When you are working on a revamp for your website and/or move to another host, one major concern is how you will be able to migrate all of the posts and information from the current website to the new one. Depending on the size of the data that you are moving, this could be a long process or a short one, but in both cases, it is rather straight-forward.
- The first step is to do a fresh install for the latest WordPress on the new server, you can follow my step-by-step guide to getting your WordPress blog up and running. You might be tempted into moving everything as is and just updating the database credentials, etc. but a fresh installation clears your blog from many potential problems. Ideally there would be a temporary URL that you could use while testing, after which you can update the DNS for your domain and go live
- If on a testing server, you should consider using the WP Dummy Content plugin which generates as much fake content as you want to act as placeholders and give you a clear idea of how everything will look on the final website
- Once the look and feel is as you’d like it to be, it’s time to install the plugins that you will be using for your website. One option could be as simple as downloading the folders in the “plugins” directory on the old server, but that’s definitely not the kind of attitude you want to take with you in 2010. The best practice would be to re-install the plugins one by one from within the new admin control panel. This will give you to option of researching better alternatives to any plugins you weren’t entirely comfortable with, and also assures that you have the latest of each one
- Your temporary testing website is now ready with all of the features and functionality, displayed via fake content. It is now time to import the content from the old website
- From the admin control panel of the old website, go to Tools > Export to create the XML file that you are going to be carrying to the new blog.

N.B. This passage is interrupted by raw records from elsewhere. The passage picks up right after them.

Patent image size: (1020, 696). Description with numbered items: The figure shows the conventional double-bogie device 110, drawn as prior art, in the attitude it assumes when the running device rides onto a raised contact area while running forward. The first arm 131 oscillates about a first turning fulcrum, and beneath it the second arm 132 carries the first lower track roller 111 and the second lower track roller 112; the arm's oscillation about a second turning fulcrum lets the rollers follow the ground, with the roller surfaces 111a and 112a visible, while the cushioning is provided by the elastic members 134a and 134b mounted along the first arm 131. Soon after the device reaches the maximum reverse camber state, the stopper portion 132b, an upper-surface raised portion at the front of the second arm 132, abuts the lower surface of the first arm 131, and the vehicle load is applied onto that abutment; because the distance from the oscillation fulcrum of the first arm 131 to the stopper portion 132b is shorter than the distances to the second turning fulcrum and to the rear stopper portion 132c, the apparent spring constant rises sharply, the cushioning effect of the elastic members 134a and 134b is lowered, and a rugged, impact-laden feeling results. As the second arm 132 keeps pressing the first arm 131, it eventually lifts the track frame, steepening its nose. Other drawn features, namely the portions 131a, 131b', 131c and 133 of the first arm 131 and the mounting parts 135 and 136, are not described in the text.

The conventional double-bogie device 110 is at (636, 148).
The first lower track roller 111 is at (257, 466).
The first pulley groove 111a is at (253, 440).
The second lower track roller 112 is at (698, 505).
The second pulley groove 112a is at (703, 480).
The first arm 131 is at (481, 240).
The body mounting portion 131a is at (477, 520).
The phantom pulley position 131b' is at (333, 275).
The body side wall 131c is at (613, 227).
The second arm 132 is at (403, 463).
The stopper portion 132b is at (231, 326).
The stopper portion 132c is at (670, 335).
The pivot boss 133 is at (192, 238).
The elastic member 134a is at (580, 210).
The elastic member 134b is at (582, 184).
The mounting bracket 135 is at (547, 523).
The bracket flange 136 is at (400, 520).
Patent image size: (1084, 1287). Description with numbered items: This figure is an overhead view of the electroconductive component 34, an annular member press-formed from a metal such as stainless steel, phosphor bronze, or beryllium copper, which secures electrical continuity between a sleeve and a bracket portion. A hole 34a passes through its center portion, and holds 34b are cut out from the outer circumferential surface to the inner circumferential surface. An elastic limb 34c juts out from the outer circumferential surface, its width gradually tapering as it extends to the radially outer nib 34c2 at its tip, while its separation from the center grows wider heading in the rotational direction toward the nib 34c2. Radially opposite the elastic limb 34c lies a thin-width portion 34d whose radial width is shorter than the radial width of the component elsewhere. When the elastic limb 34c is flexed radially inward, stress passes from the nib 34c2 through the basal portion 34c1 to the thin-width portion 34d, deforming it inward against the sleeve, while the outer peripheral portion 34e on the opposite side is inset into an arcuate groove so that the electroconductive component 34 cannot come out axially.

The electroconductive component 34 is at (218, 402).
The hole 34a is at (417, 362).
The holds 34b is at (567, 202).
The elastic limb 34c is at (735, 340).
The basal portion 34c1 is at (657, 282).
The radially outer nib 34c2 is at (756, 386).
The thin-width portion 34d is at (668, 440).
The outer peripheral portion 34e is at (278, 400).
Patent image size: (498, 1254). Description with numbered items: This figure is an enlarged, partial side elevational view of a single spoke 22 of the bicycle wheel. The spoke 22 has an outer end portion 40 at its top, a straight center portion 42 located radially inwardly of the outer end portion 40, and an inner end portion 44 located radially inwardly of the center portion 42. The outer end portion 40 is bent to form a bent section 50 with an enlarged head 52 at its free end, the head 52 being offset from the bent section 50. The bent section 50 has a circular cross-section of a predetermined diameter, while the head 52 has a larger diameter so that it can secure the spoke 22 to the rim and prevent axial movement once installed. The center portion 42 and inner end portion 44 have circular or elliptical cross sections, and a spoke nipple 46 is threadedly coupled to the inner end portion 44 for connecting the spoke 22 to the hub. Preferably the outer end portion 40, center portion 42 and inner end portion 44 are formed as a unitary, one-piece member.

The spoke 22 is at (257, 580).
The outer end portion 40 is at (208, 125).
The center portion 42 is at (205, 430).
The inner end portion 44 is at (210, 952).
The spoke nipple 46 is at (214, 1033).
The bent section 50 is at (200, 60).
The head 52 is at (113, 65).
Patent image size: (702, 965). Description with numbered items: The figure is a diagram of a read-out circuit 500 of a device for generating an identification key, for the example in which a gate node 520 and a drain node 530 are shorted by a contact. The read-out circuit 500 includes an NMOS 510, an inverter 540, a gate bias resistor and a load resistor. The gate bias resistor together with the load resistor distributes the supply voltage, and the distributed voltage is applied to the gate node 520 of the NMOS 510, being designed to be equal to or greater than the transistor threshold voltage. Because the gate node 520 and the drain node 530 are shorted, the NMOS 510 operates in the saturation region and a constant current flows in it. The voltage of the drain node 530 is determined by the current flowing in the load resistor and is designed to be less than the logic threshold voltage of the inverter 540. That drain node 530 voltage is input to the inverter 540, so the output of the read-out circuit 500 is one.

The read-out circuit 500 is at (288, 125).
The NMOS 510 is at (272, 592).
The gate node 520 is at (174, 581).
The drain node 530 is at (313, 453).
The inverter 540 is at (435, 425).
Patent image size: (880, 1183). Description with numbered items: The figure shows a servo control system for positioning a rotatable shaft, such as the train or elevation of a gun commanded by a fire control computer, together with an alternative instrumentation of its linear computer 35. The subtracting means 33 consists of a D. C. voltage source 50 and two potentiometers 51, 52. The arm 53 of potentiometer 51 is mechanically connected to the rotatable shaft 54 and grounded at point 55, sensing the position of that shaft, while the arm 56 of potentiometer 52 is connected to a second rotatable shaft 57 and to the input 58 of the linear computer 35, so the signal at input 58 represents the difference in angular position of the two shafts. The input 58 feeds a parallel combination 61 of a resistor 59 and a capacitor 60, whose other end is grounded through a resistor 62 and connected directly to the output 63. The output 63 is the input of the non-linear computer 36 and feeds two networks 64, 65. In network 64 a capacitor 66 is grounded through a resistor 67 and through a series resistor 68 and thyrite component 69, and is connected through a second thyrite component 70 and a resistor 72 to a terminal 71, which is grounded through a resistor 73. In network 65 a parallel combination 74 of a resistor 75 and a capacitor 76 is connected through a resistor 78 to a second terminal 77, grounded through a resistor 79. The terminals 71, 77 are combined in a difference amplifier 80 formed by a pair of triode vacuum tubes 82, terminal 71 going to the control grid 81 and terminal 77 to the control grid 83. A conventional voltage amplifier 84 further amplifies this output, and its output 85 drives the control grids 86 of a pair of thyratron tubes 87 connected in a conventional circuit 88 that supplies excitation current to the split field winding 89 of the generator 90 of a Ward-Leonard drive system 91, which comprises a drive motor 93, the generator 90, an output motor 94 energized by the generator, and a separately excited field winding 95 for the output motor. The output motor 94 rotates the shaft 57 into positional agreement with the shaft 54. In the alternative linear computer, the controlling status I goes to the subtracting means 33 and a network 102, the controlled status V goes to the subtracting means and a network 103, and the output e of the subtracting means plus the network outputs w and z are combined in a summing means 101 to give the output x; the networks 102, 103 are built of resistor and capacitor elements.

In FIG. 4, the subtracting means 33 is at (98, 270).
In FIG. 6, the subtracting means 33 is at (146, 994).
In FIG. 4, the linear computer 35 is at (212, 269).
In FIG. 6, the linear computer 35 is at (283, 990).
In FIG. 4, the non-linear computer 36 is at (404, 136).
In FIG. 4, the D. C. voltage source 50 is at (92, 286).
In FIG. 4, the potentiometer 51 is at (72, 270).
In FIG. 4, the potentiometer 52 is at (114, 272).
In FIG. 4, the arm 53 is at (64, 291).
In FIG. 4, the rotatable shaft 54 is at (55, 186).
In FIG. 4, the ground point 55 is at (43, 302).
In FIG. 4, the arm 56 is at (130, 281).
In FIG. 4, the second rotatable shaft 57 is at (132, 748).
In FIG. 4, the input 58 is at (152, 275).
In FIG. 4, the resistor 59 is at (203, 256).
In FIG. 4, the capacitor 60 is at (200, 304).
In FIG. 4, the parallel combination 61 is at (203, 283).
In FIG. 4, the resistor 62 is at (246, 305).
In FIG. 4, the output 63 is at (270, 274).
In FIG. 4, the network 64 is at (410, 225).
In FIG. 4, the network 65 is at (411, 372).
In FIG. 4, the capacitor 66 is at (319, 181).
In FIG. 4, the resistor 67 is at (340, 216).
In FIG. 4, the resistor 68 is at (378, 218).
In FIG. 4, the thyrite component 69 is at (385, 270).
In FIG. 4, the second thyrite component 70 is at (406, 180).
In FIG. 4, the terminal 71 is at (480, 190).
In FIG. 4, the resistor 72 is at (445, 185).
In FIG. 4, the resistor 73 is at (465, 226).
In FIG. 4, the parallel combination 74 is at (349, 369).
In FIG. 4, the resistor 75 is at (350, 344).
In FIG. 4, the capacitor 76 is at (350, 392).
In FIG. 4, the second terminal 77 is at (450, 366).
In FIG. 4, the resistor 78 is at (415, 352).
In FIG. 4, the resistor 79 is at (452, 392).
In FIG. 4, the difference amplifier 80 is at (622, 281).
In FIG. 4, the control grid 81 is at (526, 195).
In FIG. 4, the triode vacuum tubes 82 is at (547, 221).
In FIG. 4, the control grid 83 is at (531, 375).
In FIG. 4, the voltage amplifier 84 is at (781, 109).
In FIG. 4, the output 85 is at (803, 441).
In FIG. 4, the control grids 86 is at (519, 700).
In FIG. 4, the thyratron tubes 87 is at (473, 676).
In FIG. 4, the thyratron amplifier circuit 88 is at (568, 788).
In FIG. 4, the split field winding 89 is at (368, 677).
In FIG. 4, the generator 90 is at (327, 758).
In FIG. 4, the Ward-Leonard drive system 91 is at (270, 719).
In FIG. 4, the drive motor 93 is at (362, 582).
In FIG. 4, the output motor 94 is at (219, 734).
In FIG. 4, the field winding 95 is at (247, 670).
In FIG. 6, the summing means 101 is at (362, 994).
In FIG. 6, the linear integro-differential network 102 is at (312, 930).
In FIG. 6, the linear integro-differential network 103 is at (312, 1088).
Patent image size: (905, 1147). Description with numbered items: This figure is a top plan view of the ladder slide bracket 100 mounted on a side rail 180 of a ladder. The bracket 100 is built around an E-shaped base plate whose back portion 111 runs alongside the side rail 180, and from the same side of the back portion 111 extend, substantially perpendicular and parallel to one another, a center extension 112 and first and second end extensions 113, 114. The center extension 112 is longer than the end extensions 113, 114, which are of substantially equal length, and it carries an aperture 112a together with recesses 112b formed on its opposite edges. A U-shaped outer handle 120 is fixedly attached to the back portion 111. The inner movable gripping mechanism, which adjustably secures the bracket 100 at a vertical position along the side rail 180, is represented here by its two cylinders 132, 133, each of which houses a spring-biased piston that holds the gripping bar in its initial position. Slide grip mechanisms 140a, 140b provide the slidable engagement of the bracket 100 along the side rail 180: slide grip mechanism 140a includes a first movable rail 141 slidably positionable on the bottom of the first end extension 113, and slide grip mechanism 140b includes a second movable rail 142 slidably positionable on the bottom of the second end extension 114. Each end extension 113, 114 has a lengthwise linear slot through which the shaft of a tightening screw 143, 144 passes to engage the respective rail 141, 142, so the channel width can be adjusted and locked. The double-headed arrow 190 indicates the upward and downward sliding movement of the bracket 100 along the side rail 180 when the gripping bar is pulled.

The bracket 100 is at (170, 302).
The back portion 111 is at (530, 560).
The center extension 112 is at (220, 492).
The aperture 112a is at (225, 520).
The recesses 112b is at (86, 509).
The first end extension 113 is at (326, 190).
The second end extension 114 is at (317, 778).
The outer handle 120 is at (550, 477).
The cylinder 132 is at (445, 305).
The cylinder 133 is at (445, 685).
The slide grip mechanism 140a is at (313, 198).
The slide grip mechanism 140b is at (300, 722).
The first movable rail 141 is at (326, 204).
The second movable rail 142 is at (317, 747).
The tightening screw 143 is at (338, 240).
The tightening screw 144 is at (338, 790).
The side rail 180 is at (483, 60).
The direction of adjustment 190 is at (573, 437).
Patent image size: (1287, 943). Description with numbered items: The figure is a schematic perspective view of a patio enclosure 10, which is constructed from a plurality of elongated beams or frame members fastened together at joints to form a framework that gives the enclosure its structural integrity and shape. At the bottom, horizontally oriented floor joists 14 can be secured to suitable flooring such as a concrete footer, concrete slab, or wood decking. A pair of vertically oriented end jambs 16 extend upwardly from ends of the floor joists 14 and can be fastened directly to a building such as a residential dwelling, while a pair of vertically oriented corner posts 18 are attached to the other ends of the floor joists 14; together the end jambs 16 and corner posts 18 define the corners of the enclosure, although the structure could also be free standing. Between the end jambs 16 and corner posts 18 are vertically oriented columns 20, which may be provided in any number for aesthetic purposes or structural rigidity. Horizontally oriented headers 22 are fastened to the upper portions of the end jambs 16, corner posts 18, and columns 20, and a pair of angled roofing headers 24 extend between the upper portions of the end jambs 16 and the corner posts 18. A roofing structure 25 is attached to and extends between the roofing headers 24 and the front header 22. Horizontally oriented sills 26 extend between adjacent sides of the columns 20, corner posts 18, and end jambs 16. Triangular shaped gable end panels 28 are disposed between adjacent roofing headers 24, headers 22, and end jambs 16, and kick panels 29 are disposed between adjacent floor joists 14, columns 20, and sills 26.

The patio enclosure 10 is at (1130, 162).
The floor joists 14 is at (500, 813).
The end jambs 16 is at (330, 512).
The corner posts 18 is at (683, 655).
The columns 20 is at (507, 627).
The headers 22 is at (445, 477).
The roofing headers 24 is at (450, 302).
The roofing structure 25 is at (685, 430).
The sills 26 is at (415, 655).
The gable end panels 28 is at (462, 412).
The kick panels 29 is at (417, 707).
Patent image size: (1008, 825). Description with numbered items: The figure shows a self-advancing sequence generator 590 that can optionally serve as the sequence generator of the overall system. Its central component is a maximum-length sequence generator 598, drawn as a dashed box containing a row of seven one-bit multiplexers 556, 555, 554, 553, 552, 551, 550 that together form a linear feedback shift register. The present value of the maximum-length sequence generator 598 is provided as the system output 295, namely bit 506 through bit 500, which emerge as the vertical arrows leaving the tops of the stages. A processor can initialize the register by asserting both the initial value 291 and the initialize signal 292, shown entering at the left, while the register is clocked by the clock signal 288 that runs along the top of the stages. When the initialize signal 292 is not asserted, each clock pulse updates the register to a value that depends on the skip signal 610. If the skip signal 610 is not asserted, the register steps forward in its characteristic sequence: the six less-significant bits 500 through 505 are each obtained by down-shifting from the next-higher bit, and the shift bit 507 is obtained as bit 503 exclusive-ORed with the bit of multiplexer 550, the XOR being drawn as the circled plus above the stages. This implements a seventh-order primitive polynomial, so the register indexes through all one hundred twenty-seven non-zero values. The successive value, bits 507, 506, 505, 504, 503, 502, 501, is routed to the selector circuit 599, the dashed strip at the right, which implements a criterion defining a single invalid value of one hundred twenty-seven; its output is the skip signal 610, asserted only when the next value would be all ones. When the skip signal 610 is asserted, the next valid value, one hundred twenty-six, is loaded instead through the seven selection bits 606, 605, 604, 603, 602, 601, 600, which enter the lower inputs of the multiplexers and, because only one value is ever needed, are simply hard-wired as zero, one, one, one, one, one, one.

If the content is large in size (over 1,000 posts), you might want to use the Advanced Export for WP & WPMU plugin, which facilities the filtering and segmentation of the different sections of the website
- In many cases, the XML file is too big to be uploaded directly into the new installation. Therefore, you can compress the file using the .gz compression, which is understood by the huge majority of servers nowadays. You can use an open-source application like gzip to compress the XML file to about a sixth of the original size. When you upload the file, your server will automatically uncompress it, meaning you will spend far less time waiting for the file to be uploaded
- Besides that size of the XML file itself, you could face the problem of reaching your PHP memory limit while uploading. This basically means that your server is only allowed to use a limited amount of memory before it stops whatever it’s doing. There’s a good guide at lost-in-code that shows you how you can increase that limit
- If the importing process goes smoothly and then suddenly stops at one point, there’s no need to panic. You can simply refresh the page, hence resending the script to be parsed and imported, and WordPress will automatically skip all of the posts that already exist. Meaning that even if it stops every couple of thousand posts, refreshing will make it pick up where it had left off
- NOTE: Although I haven’t tried this myself, there’s an alternative method for moving the content to the new location using a desktop application such as Navicat. In which case you would enter the database information of the two servers, and the program migrates the entries from server to server
- Final testing is necessary before you update the DNS on your domain name to make it point to the new server. It is generally good practice to work on a ToDo list with everything that needs to be done for the website to be final. Those that are urgent should be completed before updating the DNS, while the rest can be done while you are waiting for the DNS to be updated everywhere (could take up to 12 hours)
The best part of it all, is that it’s free. With the power of the open-source tools, you will always find the help that you need all over our beautiful web.